On wishing away my son’s first year. And then wishing it back again.
Please slow down. You’re moving too fast.
With every new achievement and every milestone you reach I clap and coo and encourage you to take that extra step, to say that sound again.
When you were crying and cross and uncomfortable I wished you bigger so you could sit up and hold down your milk.
When you were up every hour in the night, I wished you older, so you would sleep better (not realising you wouldn’t).
When you got your first tooth I encouraged you to bite down, I felt in wonder as one, two, three popped out in succession.

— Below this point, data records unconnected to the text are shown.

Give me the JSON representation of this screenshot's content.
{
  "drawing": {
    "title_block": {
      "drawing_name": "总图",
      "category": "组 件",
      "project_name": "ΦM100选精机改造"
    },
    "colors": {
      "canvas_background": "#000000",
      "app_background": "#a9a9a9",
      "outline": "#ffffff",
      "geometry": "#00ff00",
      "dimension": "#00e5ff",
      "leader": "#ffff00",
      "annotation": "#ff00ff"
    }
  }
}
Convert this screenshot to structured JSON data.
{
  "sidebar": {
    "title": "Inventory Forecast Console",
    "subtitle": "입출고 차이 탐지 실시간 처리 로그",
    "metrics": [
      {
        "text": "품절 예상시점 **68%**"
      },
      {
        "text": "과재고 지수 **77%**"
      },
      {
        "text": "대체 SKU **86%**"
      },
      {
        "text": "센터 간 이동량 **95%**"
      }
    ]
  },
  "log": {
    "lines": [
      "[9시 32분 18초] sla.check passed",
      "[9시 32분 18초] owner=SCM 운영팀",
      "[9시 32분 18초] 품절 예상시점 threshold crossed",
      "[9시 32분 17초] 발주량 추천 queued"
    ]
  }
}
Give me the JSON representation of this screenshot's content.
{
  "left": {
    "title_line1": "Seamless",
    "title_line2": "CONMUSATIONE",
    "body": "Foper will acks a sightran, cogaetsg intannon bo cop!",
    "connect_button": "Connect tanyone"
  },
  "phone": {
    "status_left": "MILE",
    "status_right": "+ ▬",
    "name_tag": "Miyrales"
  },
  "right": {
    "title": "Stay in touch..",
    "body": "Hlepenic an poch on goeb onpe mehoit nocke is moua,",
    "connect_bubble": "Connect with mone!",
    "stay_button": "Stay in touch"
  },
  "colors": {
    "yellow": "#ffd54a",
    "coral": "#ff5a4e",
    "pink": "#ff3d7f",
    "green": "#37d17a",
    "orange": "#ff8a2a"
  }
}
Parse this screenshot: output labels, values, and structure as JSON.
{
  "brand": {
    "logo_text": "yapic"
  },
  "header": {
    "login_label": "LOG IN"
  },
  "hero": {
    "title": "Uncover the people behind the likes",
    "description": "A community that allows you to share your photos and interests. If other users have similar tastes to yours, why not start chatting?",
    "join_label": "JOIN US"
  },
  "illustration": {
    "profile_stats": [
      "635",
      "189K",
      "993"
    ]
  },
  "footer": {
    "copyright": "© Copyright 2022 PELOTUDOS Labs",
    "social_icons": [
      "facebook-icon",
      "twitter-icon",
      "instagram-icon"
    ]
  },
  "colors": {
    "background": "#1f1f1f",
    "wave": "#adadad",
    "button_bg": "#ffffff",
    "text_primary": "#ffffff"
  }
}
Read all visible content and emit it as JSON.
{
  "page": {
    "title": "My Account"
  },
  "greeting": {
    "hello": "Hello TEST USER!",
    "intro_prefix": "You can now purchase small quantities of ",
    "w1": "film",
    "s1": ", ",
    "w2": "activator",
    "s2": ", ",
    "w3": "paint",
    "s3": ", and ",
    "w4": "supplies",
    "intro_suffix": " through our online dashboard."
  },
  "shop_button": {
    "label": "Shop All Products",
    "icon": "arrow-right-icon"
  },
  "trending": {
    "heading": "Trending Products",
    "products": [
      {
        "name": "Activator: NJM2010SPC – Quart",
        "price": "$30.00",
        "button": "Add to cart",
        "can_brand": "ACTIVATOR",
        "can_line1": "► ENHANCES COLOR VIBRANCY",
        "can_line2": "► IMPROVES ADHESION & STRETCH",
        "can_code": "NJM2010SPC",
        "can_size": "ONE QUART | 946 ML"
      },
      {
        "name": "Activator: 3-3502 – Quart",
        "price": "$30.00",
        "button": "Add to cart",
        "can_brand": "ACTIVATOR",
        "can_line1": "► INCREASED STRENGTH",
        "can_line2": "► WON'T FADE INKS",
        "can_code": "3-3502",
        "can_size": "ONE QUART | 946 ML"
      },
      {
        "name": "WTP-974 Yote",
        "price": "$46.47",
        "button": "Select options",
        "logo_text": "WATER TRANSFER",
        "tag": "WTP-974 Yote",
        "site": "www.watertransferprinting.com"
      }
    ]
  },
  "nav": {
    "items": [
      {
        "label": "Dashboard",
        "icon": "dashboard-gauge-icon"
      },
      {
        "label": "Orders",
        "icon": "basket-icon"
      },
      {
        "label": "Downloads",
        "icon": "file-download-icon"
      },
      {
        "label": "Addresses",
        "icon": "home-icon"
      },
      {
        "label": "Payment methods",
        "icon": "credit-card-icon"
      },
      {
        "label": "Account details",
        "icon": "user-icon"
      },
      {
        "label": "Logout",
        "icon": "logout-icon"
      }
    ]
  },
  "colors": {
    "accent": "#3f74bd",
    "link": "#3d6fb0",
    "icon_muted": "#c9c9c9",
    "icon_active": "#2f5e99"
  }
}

When you lay and looked up at the world I wondered if you’d roll, and encouraged you to try.
When you rolled across the floor I helped you to sit, and caught you if you fell.
When you pulled yourself up I steadied you. Wondered if you’d take a step.
When you asked for your mama, I told you to try ‘dada’.
With every day that passes by, you learn something new, change in some small way that only I notice.
And I stand by you, encouraging you to grow, to learn, to play, to change.
But slow down, little one.
Move at your own speed.
I’m so excited to get to know you, to find out how you move, how you talk, how you think and how you feel, I sometimes forget that with every new you I meet, an old you slips through my fingertips forever.
Everytime I see a newborn baby I just want to hold you in my arms and remember that first time I held you. How tiny and dependant you were.
I can’t wait to get to know every little thing about you. But I can wait.